In this study, the seasonal pattern showed an increase in winter and fall. The impact of seasonal distribution of   events on prognosis approached significance, though its significance was questionable. In this regard, cases that occurred in winter were more severe. This also ascertains the prominent role of factors associated with heating including heating appliances particularly gas heaters, braziers (Kanoun) and gas water heaters (8,15,16). In addition, employment of these appliances accompanies an imminent risk, mainly in confined spaces (1,8). Even in summer, it is not safe from CO poisoning as we found 7.4% of cases occurred in this period. This suggests the other sources of CO generation such as fire, exhaust fumes and smoke in public baths as the reasons of poisoning (8). In this study, CO poisoning cases occurred in an almost homogeneous number for every day of the week except Sunday when there was an increase. This is the day of the week when people stay at home, cook with Kanoun and camping gas and use heating appliances including water heaters in higher extent (14,17). Thus, home was the main place of occurrence of CO poisoning.

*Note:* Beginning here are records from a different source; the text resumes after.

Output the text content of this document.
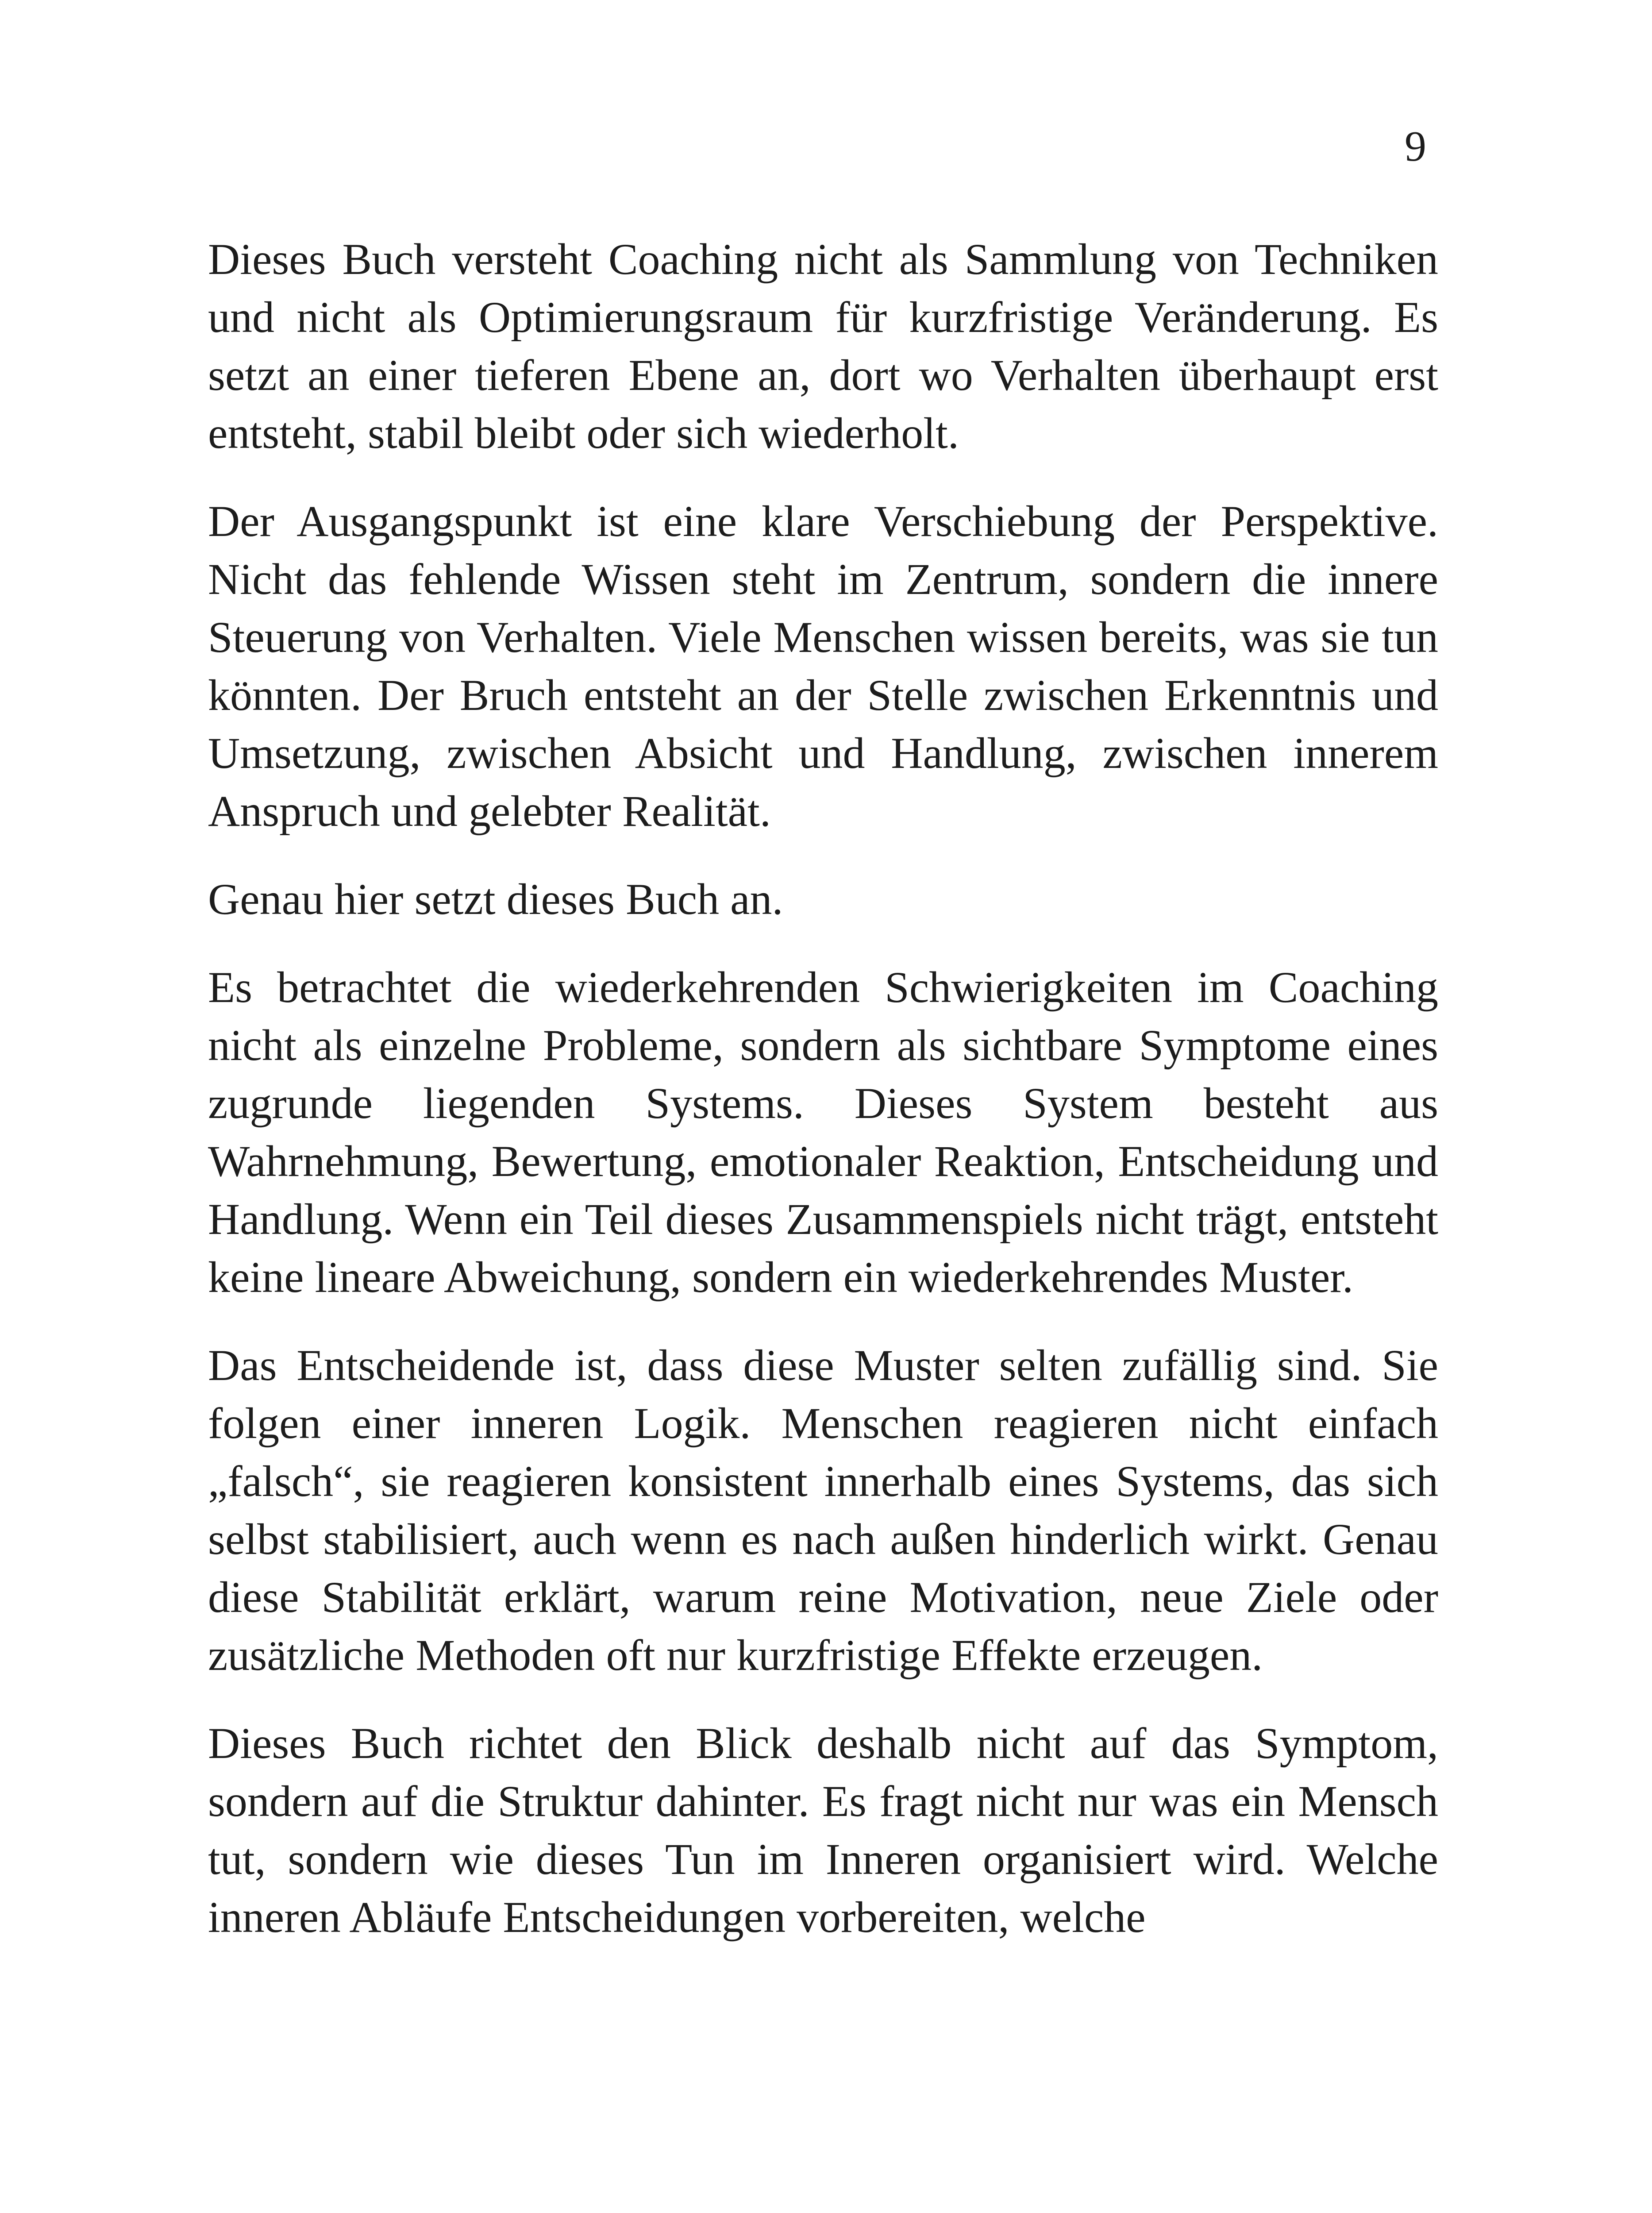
9

Dieses Buch versteht Coaching nicht als Sammlung von Techniken und nicht als Optimierungsraum für kurzfristige Veränderung. Es setzt an einer tieferen Ebene an, dort wo Verhalten überhaupt erst entsteht, stabil bleibt oder sich wiederholt.

Der Ausgangspunkt ist eine klare Verschiebung der Perspektive. Nicht das fehlende Wissen steht im Zentrum, sondern die innere Steuerung von Verhalten. Viele Menschen wissen bereits, was sie tun könnten. Der Bruch entsteht an der Stelle zwischen Erkenntnis und Umsetzung, zwischen Absicht und Handlung, zwischen innerem Anspruch und gelebter Realität.

Genau hier setzt dieses Buch an.

Es betrachtet die wiederkehrenden Schwierigkeiten im Coaching nicht als einzelne Probleme, sondern als sichtbare Symptome eines zugrunde liegenden Systems. Dieses System besteht aus Wahrnehmung, Bewertung, emotionaler Reaktion, Entscheidung und Handlung. Wenn ein Teil dieses Zusammenspiels nicht trägt, entsteht keine lineare Abweichung, sondern ein wiederkehrendes Muster.

Das Entscheidende ist, dass diese Muster selten zufällig sind. Sie folgen einer inneren Logik. Menschen reagieren nicht einfach „falsch“, sie reagieren konsistent innerhalb eines Systems, das sich selbst stabilisiert, auch wenn es nach außen hinderlich wirkt. Genau diese Stabilität erklärt, warum reine Motivation, neue Ziele oder zusätzliche Methoden oft nur kurzfristige Effekte erzeugen.

Dieses Buch richtet den Blick deshalb nicht auf das Symptom, sondern auf die Struktur dahinter. Es fragt nicht nur was ein Mensch tut, sondern wie dieses Tun im Inneren organisiert wird. Welche inneren Abläufe Entscheidungen vorbereiten, welche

Acute CO poisoning is symptomatic in most cases (1). The clinical manifestations of CO poisoning are polymorphic, making diagnosis difficult. There is no specific sign or symptom which occasionally misleads physicians to other commonplace diagnoses such as common cold. Sometimes, CO poisoning is manifested with nausea and vomiting which can be confused with food poisoning (6,7). The majority of neurologic and cardiac manifestations that are produced through CO poisoning reflect the sensitivity of these organs to oxygen deficit. In this study, symptomatology was characterized by the predominance of neurological symptoms with primarily headache and dizziness.

The disease course in CO poisoning is generally towards full recovery, especially if timely treatment with oxygen, either normal or hyperbaric, according to the clinical severity was given to the patients (6,7,18,19). However, late-onset neurological sequelae may develop if early proper treatment is delayed (8,18). In the present study, only 0.5% of patients developed neurological sequelae. In a study by Iseki et al, neurological sequelae were found in 6% of Japanese citizens who were poisoned with CO after the Great East Japan Earthquake (8). Only early treatment (less than 6 hours post-exposure) with supplemental oxygen can reduce the dangerous consequences (20).

Limitations

Although supplemental oxygen therapy is the cornerstone of treatment of CO poisoning, hyperbaric oxygen therapy which is more effective may not be available in all emergency departments. In the absence of hyperbaric therapy in most parts of the Morocco, including the region of Fez-Boulemane, the management performed in this study was based primarily on normobaric oxygen. Moreover, in this study, the data were collected retrospectively with review of medical records. Given that some details may have been missed from being entered into medical records, bias in data collection could be another limitation.

Conclusion

This study showed that CO poisoning is common but probably underestimated in our region. Some countries have now mandated the installation of CO detectors in residential areas, along with smoke detectors and fire alarms (21), but further studies are needed to evaluate the effectiveness of these instruments. Strengthening the role of poison control centers, particularly the MPCC in our region, remains the most effective preventive measure to decrease morbidity and mortality secondary to CO poisoning.

Acknowlegments

We would like to thank the staff of Hassan II University Hospital of Fez, Ibn Al Khatib Hospital of Fez, Al Ghassani Hospital of Fez, Hospital Med V of Sefrou, Boulemane Hospital of Boulemane, The Green March Hospital of Missour and Ahmed Ben Driss Missouri Hospital of Outat el Haj for their kind cooperation in data collection.